И мне вдруг страшно захотелось сорваться с места и улететь. Был вечер. Я сидела на своей широкой американской постели, тоскливо уставившись в зеркало, которое по замыслу должно было создавать в спальне атмосферу непринужденности и распутства. Замысел, увы, не сработал.

Я пригляделась к девушке в зеркале и поняла: что-то с ней не так. Она сидела и внимательно слушала, что происходит за окном: вот затормозил восьмидесятый автобус, с легким шипением раздвинулись автоматические дверцы, закрылись вновь, автобус поплыл дальше. Она готова была уцепиться за любую мелочь, казалось, ничто, кроме звуков на улице, ее не интересует. «Все, надоело, — сказала я ей. — Надоело упиваться собственным горем, выслушивать слова сострадания, ловить сочувственные взгляды. С меня хватит, я уезжаю».

Его больше нет.

Почему?

Он мне нужен, нужен больше, чем прежде.

Когда Он был жив…

Я всем отравляю жизнь своим страданием. Собака по имени Кид, тяжело дыша, трется о мои колени и смотрит на меня преданным, понимающим взглядом, затуманенным, правда, катарактой. Кид все время путается под ногами. Всюду ходит за мной, дежурит под дверью туалета. Вечером, когда я засыпаю, он прыгает на кровать, и от запаха тухлого мяса у меня тошнота подступает к горлу. Он пыхтит, потягивается, крутится на месте, будто приминая траву на лугу, и наконец со вздохом плюхается на белое покрывало. Спит он чутко: стоит мне всхлипнуть, и он мгновенно вскакивает, а затем начинает выть, да так жалобно, что я пристыженно замолкаю.

Братик Тото, слушая мои стенания, нервно теребил ухо, и в результате на левой мочке (он левша) образовалась бородавка. Сеанс прижигания у дерматолога стоит двести пятьдесят франков, и нет гарантии, что она не вырастет опять, потому что бородавки образуются не сами по себе, они рождаются в голове. Я снова буду рыдать в его присутствии, а он — теребить мочку уха.
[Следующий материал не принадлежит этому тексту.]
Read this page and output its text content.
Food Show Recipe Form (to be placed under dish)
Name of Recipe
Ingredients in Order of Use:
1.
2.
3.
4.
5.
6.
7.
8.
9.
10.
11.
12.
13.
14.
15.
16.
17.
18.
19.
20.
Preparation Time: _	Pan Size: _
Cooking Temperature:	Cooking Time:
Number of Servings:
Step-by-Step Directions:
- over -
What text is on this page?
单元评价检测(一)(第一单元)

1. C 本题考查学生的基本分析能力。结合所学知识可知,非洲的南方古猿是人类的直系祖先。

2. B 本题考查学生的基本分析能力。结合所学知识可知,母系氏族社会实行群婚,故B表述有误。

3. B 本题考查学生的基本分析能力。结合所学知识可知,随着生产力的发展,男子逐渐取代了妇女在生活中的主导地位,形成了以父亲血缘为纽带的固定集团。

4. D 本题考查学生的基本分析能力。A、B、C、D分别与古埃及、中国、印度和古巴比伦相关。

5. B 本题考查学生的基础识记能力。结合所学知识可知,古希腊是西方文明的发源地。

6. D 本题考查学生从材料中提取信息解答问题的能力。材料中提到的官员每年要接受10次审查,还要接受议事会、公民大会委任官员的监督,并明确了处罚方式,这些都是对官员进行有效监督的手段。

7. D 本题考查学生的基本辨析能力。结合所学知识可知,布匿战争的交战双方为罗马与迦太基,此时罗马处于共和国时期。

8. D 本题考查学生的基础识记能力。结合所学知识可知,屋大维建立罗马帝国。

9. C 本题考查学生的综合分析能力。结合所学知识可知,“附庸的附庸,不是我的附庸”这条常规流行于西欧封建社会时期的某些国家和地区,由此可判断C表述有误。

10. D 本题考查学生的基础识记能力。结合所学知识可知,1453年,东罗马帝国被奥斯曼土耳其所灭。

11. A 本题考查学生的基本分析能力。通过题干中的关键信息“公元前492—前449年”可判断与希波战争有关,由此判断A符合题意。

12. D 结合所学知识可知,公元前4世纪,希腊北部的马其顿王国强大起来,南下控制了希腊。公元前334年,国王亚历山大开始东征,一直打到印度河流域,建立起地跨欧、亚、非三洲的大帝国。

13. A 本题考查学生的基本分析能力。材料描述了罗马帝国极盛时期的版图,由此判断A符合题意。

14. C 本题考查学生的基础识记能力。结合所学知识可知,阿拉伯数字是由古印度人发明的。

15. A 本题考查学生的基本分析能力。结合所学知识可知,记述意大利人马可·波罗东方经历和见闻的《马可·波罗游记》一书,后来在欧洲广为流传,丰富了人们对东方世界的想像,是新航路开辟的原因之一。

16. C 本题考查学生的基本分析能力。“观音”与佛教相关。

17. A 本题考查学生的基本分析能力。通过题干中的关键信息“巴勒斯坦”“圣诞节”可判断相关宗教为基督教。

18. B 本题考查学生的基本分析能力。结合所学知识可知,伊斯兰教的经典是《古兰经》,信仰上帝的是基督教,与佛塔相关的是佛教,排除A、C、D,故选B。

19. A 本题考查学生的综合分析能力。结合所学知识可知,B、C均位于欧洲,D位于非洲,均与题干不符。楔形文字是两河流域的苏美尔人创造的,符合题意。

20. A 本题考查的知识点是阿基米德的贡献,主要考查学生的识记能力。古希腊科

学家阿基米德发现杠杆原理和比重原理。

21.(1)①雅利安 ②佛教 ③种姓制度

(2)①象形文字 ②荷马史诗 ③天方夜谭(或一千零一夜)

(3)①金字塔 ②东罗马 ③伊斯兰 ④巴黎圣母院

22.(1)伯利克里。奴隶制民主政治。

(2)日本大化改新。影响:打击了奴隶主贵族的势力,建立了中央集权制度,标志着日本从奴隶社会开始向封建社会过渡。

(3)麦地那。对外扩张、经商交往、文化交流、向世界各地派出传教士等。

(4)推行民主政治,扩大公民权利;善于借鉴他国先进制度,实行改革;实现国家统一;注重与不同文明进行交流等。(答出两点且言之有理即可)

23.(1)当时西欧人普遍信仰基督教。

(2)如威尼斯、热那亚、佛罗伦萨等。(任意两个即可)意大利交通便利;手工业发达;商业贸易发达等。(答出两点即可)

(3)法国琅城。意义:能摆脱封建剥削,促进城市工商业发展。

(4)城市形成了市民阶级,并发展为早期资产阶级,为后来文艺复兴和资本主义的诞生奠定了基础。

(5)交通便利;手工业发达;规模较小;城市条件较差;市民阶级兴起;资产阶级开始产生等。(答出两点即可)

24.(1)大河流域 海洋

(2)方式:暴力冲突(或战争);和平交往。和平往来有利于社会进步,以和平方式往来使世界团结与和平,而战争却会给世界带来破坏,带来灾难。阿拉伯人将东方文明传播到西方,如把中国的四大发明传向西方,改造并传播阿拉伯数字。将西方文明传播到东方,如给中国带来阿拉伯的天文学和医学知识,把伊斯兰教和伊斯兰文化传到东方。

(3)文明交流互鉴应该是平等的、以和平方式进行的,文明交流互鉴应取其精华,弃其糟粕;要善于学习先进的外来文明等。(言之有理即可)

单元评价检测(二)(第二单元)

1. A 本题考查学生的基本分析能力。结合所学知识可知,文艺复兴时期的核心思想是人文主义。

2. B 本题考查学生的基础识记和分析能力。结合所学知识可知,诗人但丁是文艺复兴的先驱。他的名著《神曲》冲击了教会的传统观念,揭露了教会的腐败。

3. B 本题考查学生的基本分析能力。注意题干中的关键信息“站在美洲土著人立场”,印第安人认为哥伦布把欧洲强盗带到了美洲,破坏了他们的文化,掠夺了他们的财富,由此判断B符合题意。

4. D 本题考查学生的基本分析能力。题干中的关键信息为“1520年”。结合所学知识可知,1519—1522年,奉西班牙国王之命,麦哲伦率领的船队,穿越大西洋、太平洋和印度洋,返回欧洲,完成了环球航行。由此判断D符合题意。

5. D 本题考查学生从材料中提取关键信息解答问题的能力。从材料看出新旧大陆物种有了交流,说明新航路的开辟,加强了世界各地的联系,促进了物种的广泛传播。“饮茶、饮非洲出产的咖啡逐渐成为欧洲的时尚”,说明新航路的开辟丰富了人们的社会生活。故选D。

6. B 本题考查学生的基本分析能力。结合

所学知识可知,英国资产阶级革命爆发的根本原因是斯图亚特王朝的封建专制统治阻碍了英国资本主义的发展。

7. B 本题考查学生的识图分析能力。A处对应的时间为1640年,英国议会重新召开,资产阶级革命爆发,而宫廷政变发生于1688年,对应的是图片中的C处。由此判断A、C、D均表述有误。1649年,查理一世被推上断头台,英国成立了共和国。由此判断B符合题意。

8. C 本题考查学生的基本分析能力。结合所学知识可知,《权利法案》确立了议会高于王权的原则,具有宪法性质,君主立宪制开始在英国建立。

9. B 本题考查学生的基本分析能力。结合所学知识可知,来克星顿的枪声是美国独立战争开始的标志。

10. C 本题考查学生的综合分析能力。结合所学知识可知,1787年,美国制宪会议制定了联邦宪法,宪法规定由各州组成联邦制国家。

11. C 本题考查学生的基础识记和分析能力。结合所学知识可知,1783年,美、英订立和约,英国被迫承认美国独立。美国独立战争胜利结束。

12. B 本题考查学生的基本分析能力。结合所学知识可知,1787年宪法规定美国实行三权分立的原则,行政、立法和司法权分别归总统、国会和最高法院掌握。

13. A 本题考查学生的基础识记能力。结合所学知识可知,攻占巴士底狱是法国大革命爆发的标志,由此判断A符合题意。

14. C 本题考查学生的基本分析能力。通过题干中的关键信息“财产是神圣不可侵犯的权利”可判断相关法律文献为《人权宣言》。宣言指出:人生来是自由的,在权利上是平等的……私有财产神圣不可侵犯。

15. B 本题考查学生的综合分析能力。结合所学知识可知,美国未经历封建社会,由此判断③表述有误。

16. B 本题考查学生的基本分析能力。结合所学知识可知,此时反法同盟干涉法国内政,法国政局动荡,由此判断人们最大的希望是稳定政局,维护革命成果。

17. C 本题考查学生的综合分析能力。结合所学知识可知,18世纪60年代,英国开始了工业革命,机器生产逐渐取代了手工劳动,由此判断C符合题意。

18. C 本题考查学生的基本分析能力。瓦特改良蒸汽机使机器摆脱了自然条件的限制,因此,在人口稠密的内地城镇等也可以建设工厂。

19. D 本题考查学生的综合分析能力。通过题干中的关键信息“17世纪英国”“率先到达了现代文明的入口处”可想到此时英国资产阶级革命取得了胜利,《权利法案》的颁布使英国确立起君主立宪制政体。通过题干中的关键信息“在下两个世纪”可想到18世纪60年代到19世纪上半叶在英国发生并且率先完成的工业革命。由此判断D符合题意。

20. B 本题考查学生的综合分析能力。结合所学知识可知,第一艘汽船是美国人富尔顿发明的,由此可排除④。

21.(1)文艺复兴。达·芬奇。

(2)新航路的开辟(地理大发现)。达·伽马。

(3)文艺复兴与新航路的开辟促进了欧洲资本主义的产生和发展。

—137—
От меня сплошной вред. Я всем кругом приношу несчастье.

И вот ведь что ужасно: чем больше я пытаюсь разделить с кем-то свое горе, тем менее оно осязаемо. И Он тоже: расплывается, уходит все дальше и дальше, будто я раздражаю его своей болтовней. Слова — фуфло. Я выбиваюсь из сил, выбираю подходящие выражения, пытаясь справиться с бедой, загнать ее в угол. Тщательно выстраиваю каждую фразу, взвешиваю каждое слово, стараюсь вытравить горе точностью формулировок, а выходит непотребная чушь.

Больше так жить нельзя.

Этим вечером нужное слово явилось само собой. «Нью-Йорк», — произношу я отчетливо, глядя на свое отражение, и мигом вскакиваю с постели. Вот чего мне недоставало. Острых ощущений. Наслаждения, отвращения. Наплыва эмоций. Пора вылезать из берлоги: спячка закончена.

Испытаю себя Нью-Йорком.

Дам себя доконать либо, напротив, воспряну и, стряхнув пыль с одежд, бодро пойду дальше. В ярости поднимусь с колен или в нокауте рухну навзничь. Я полечу завтра. Или послезавтра. Расписание рейсов прочно засело в памяти. Мне не впервой скрываться в Нью-Йорке от себя самой.

В своих чувствах разберусь на месте. Проанализирую ситуацию, как говорит Тютелька, моя подруга. Она любую ситуацию а-на-ли-зи-рует самым тщательным образом. И часто оказывается недалека от истины. В минуты нежности я говорю ей, что, будь я мужчиной, непременно бы на ней женилась. Она никому не давала сбить себя с толку, раскладывала по полочкам разумные доводы и в свои сорок восемь лет осталась одна-одинешенька. Такова судьба тех, кто слишком много думает: неизбежно настает миг, когда повод для рефлексии отпадает сам собой и, обернувшись, великий мыслитель замечает, что никто уже не идет за ним следом.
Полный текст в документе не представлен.